Some contend that “freely transferrable” means market players can trade in shares without seeking approval from the authorities or boards of directors. Those subscribing to this view tend to have scant regard for procedure for share trading and do not even register the transaction with the authorities.
However, others believe that “freely transferrable” refers to the form of transfer only. This implies stakeholders must still conform to prevailing laws and register the deal with management agencies.
In the absence of official guidelines, controversy continues to brew.
Compliance with Enterprise Law inadequate
The Enterprise Law offers a very simple procedure for share trading — the parties to an agreement negotiate and ask the company to list the buyer as a shareholder. The buyer becomes an investor when full payments have been made and his or her particulars are included in the list of investors; there is no need to register with the company (if the buyer’s post-transaction stake is less than 5% or the seller is not a founding shareholder). Pursuant to these criteria, the aforementioned Indian investor argues that it is already a shareholder.
Unfortunately, these steps prove inadequate because of the Investment Law, which considers share trading a form of investment (Article 21). In principle, investors pouring money into Vietnam in this form are to comply with regulations set by the World Trade Organization (WTO) and Vietnam (if investors come from a country under WTO or the company operates in a sector governed by WTO commitments) or by Vietnam (in other cases). The authorities will have to look through the share agreement to make sure that investors meet all the necessary requirements (for example, on their nationalities, share contributions, financial capabilities and so on). The transaction gains legal weight in Vietnam only if backed by a certificate.
Five-step guide to share purchase
In the absence of guidelines on share transfer and the disparity between the Enterprise Law and the Investment Law, investors are concerned about the procedure for stake acquisition. Below is one such procedure, which is subject to changes from province to province.
• Open an account: Foreign investors wishing to purchase a stake in a local firm must open an account (1) at a commercial bank in Vietnam and register it with the State Bank of Vietnam. Investment activities carried out by these investors, including payments, dividend receipt or overseas money transfer, must be undertaken through this account.
• Sign a stake acquisition agreement and make payments through the above account: Once their accounts have been set up and registered, investors can contribute capital or purchase shares in line with the Enterprise Law and the Investment Law. If the seller is a listed firm, it is advisable to obtain its trading code, too. Foreign stake acquisition in the stock market is also governed by the Securities Law.
• Update investor particulars in the list of shareholders and issue a share certificate: After investors have made payments, a seller is to note their particulars in the list of shareholders and issue share certificates.

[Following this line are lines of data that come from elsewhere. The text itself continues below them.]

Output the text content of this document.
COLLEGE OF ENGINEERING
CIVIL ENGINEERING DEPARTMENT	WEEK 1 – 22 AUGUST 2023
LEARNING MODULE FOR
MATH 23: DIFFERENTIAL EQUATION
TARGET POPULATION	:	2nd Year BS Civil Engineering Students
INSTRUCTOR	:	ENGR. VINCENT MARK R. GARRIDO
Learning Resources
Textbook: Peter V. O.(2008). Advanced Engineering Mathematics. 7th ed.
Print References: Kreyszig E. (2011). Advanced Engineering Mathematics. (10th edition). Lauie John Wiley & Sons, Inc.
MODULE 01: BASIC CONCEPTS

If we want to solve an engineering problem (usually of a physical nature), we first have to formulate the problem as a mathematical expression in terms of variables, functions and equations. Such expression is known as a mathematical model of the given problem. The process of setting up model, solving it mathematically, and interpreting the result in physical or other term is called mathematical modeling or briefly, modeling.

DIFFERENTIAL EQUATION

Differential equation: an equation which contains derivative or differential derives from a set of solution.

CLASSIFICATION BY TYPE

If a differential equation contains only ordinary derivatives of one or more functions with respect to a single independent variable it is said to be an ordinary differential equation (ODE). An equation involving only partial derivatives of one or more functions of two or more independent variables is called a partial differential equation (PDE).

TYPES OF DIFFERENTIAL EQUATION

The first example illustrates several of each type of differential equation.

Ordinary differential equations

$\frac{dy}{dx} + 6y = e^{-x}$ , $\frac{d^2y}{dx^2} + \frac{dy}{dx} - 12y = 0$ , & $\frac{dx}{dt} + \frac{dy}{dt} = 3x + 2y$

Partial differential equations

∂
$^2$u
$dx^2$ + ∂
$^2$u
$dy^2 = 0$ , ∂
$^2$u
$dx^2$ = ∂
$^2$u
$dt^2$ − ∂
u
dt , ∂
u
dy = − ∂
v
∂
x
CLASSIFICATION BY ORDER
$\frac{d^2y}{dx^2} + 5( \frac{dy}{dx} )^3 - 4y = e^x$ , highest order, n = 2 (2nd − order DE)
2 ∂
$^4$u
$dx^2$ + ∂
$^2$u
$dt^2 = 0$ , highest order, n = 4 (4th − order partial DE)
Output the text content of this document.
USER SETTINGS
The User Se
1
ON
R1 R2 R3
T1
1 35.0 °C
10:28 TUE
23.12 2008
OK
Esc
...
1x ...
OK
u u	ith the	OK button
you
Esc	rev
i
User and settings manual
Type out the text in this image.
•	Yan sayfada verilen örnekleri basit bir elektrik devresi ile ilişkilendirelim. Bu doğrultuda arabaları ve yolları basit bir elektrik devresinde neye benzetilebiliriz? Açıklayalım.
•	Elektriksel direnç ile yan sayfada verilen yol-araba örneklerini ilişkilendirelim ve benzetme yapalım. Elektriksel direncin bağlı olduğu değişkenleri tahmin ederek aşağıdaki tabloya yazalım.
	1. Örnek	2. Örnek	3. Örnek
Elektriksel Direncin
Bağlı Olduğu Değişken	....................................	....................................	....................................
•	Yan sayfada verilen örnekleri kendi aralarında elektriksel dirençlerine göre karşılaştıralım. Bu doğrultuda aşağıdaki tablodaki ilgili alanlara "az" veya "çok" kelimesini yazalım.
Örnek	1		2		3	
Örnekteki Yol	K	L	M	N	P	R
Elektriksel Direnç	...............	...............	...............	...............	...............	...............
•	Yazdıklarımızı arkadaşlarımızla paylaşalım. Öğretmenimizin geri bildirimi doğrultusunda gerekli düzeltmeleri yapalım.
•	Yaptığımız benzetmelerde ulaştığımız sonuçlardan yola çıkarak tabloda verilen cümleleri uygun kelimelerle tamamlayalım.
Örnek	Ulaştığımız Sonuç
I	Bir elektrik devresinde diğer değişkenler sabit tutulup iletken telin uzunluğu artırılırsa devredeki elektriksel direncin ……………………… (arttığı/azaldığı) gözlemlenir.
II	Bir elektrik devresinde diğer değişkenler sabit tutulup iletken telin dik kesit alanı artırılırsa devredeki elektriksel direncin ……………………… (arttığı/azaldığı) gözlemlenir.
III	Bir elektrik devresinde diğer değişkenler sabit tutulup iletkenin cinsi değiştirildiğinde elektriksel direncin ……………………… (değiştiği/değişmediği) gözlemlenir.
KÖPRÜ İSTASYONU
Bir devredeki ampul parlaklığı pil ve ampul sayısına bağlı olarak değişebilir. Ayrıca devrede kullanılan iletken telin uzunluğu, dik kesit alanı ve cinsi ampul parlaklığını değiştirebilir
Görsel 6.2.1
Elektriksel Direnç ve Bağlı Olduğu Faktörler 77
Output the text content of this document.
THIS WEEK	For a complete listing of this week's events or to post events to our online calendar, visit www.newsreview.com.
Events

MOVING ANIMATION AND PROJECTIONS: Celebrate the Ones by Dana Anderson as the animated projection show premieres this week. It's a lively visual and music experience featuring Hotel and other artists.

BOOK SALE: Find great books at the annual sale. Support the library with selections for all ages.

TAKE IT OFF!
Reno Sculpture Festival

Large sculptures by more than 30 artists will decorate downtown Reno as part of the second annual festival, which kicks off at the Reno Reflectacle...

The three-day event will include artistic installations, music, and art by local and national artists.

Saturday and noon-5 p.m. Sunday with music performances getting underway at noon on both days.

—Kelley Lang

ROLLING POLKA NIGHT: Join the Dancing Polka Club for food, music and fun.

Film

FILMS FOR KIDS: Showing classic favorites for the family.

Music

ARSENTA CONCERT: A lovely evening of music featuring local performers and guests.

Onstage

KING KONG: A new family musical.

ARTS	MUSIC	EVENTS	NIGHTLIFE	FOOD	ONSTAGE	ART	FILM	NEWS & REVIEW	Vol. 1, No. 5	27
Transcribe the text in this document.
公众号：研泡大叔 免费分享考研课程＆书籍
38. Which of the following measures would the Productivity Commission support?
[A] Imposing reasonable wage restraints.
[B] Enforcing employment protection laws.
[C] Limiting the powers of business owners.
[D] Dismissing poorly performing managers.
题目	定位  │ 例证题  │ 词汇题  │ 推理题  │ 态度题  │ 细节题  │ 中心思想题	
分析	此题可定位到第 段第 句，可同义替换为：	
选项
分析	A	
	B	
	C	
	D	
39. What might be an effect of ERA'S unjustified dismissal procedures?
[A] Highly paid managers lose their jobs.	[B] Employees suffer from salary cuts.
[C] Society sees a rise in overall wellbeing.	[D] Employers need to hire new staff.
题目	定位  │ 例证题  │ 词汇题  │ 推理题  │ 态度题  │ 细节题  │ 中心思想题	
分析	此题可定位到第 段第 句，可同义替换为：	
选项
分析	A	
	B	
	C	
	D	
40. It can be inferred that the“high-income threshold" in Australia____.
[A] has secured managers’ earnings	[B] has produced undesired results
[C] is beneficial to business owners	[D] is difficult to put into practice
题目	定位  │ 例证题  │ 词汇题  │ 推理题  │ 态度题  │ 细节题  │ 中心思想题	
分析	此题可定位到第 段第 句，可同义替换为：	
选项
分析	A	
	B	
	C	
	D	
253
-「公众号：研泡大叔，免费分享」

• Register with the authorities: The seller has to notify the authorities of amendments to its business or shareholder list. Better still, it should register the transaction with State agencies.
• Issue investment certificates to the company: There has not been any detailed guideline on whether local firms must apply for investment certificates after selling shares to foreign investors. However, some localities require domestic firms to do so.